I liked lifting because it made me feel strong, not weaker like cardio did. I began to see little changes after a few months, like curves along my quads, being able to lift heavier and heavier, squatting over 200 lbs for the first time, and doing my first ever pull up.
There were a few weeks where I got very stressed and busy and missed. However, I realized that I needed to go to the gym just as much as I needed to sleep and brush’s my teeth. Not only did I feel better when I worked out consistently, but I slept better, got better grades, had better skin, and felt better about myself.
I found a few things that helped me stay consistent. First, I planned my workout and what lifts I was going to do before I got to the gym. I found that having a game plan took the guesswork out of going to the gym, and also made my workouts more efficient and less boring. Taking the time to research lifts beforehand made me feel more comfortable and less uncertain as well. I also planned out when I was going to work out during the week and put those times in my Google Calendar. I also found out that if I was stressed or busy, going for just 20 minutes made me feel much better than not going at all and helped me solidly my gym habit.

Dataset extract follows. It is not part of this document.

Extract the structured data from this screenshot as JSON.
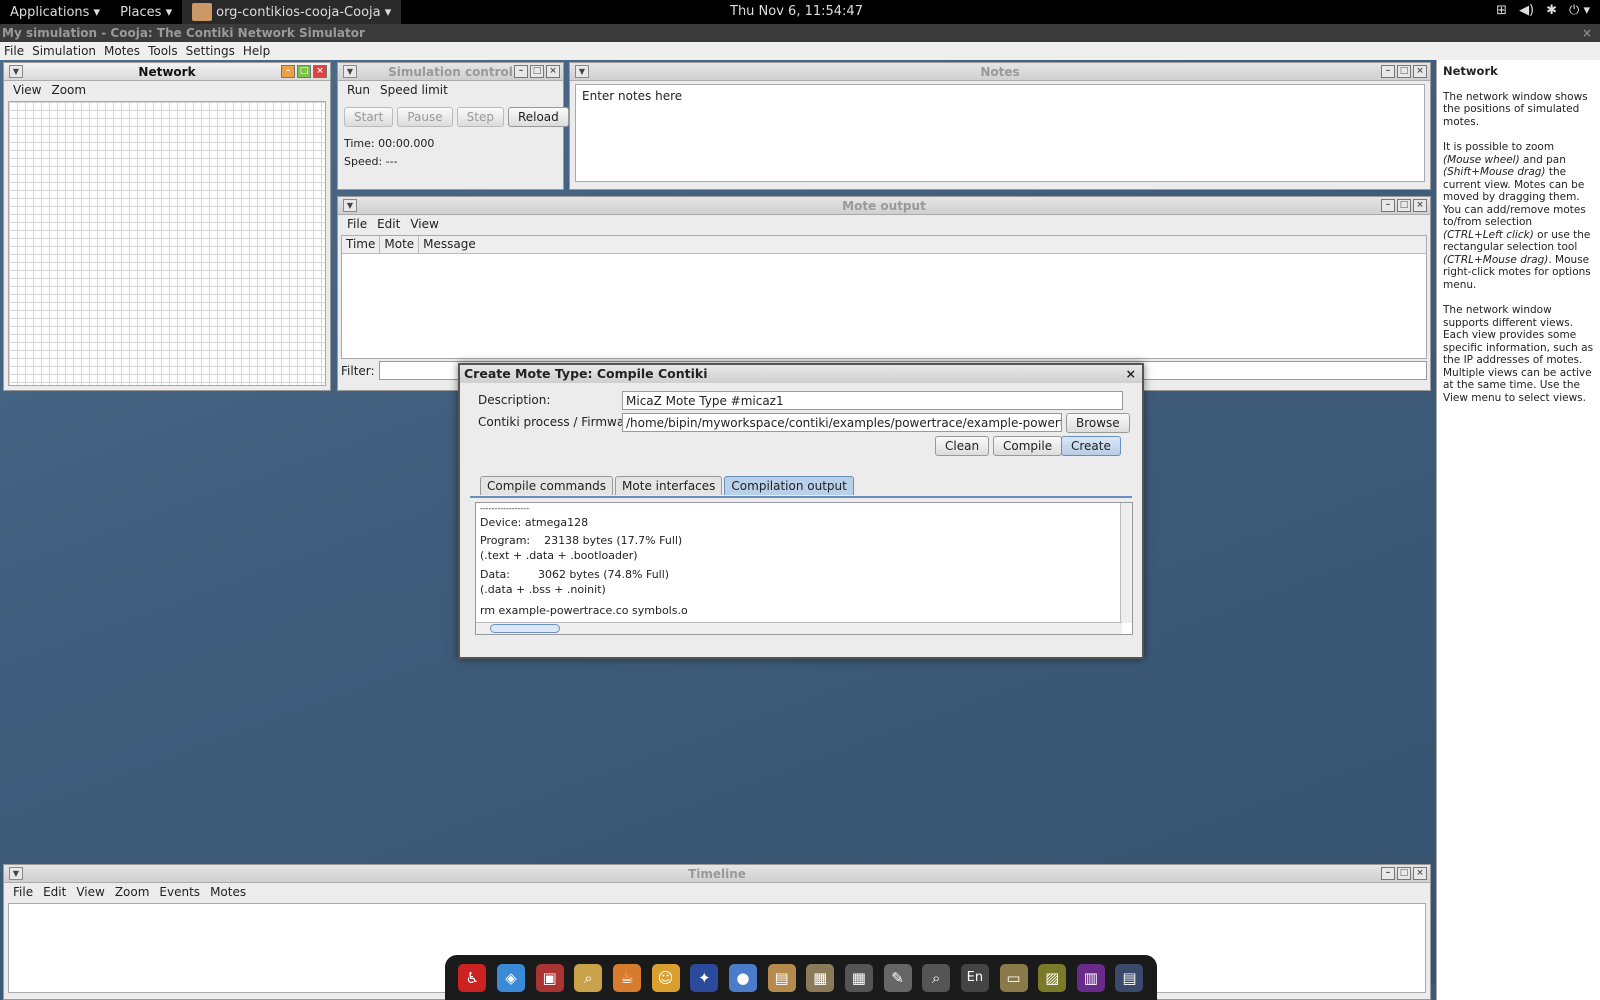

I also found that if I was feeling tired or slow, taking a scoop of pre-workout about 30 minutes before I lifted helped immensely. It meant that I could have enough energy to get in a workout, even if it was late at night or early in the morning.
I also started timing my sets, making sure that I was limiting my rest times so that I wasn’t wasting time I didn’t have. I learned to get in and get out as quickly as I could, especially if I was in the middle of exams.
Seeing working out as a form of self-care that I needed to do to take care of myself helped as well. I stopped seeing the gym as an option and started seeing it as a daily ritual that I needed to do. Changing how I thought of the gym helped immensely. I try not to associate it with negativity, rather an outlet.